Breaking Bad, the popular drama series about a chemistry teacher who starts cooking meth to make money for his family, wrapped up in 2013. In the years since the Vince Gilligan-created show aired its finale, fans haven't stopped talking about it. They haven't stopped rewatching and analyzing it either, making it almost as relevant today as it was while it was on the air. After all, there is a lot to talk about, as Breaking Bad is full of drama, action, and a ton of crime surrounding the underground meth business — all within its setting of Albuquerque, New Mexico.

Those who live in Albuquerque were likely more excited than anyone to see their town used as the setting for Breaking Bad. In fact, it seems the city has fully embraced its connection to the show, which has had a lasting impact on Albuquerque as a whole.

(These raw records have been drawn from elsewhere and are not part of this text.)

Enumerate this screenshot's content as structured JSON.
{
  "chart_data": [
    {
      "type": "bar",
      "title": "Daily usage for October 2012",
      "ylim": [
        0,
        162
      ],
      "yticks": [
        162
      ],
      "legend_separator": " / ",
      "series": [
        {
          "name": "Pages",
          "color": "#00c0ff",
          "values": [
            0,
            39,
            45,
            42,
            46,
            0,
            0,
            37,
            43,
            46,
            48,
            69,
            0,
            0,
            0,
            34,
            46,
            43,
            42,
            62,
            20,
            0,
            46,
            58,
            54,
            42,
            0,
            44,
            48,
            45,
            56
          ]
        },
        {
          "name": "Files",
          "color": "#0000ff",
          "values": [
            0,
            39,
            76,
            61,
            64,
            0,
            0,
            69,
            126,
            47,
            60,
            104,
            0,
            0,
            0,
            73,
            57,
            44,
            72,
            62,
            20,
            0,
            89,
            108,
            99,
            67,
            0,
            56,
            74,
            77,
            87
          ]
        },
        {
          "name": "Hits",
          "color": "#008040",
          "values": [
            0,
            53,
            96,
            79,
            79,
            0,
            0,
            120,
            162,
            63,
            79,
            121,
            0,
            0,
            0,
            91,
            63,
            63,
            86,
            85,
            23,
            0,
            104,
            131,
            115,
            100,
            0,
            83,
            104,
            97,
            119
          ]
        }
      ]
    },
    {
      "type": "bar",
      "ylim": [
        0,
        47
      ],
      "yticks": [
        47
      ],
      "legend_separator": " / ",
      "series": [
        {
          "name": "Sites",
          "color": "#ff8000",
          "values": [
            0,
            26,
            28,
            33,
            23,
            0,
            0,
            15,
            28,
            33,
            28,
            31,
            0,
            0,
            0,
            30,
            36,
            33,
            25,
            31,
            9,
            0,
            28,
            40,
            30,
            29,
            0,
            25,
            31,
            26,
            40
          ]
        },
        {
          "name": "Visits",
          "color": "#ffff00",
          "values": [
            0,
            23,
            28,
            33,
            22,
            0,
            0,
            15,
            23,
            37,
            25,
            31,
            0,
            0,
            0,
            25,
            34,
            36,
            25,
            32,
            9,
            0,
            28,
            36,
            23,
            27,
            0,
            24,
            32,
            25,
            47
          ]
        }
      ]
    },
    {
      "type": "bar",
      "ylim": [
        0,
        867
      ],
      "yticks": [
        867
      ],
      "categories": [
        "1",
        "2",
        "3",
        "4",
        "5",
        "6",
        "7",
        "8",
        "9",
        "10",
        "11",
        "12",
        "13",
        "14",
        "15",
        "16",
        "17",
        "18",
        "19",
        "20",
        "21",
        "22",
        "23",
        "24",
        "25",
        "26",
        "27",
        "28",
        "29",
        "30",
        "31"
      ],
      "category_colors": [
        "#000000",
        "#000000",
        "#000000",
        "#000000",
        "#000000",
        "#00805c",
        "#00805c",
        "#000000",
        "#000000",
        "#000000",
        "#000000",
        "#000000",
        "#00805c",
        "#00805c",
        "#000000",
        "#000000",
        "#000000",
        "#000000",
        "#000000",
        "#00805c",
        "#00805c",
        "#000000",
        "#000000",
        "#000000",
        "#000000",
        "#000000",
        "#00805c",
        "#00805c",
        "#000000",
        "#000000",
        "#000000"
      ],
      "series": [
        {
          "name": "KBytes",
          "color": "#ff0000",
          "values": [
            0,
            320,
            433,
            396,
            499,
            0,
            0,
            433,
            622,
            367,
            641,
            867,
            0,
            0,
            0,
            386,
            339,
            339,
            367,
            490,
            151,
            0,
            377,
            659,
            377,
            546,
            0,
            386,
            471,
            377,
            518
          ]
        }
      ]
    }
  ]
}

Albuquerque uses Breaking Bad to draw tourists

A year after the show ended, The Independent wrote a piece that detailed how Albuquerque had seen an increase in tourists during and after the time Breaking Bad was on the air.

For example, an open-air bus company was described as taking guests on tours that showcased the locations frequently used to shoot scenes, such as the homes of the lead characters, meaning fans got to see locations such as the famous White house where Walt threw the pizza on the roof. Taking it a step further, another company still offers similar tours — but in a replica of Walter White and Jesse Pinkman's RV that they used as a makeshift meth lab in the series. The Independent wrote that these groups were actually started by unnamed actors who played minor roles on the show.

According to Vanity Fair, the number of tourists who visit New Mexico has noticeably increased. Furthermore, while most tourists used to cite "outdoor activity" as their reason for visiting the state, that changed to "cultural activity" after 2011. Meanwhile, former Albuquerque Mayor Richard Berry must be among the many fans of the show, as he named March 16 "Breaking Bad Day," according to The Independent. Having its own day will definitely guarantee that the city's association with the show is never forgotten.

Crystal-meth-themed food is also a thing in Albuquerque

The tourism factor goes beyond set tours in RVs and seeps into the city's food industry. In what may be the most obvious choice, Screen Rant has noted that some stores in Albuquerque also sell candy labeled as "blue crystal meth," after the drug that made Walt's alter ego Heisenberg a famous and feared name.

Additionally, Vanity Fair details how Albuquerque donut shop Rebel Donut created a Breaking Bad-themed donut (after the show's production team requested it) to celebrate Aaron Paul's birthday in 2011. It's called Blue Sky, and has either white or blue frosting, with pieces of candy that look like the famous drug. A picture of Paul with the donuts circulated the internet, and soon, the donut got so popular that it became a permanent fixture on the Rebel Donut menu. Plus, the owner of Rebel Donut, Carrie Vender, says that she believes they sold about 8,000 of the Blue Sky donuts on the day of the series finale in 2013, according to Vanity Fair.

Within the world of Breaking Bad, there's one very famous food fixture: Los Pollos Hermanos, the restaurant Gus Fring uses as a front for his meth business. Los Pollos Hermanos was filmed at a local chain in Albuquerque called Twisters, which keeps a Los Pollos Hermanos sign hanging inside. Vanity Fair writes that some fans turned Twisters back into Los Pollos Hermanos for the tenth anniversary of the series premiere. 

It's safe to say that no one who is at all familiar with Breaking Bad will be forgetting its ties to the city of Albuquerque any time soon.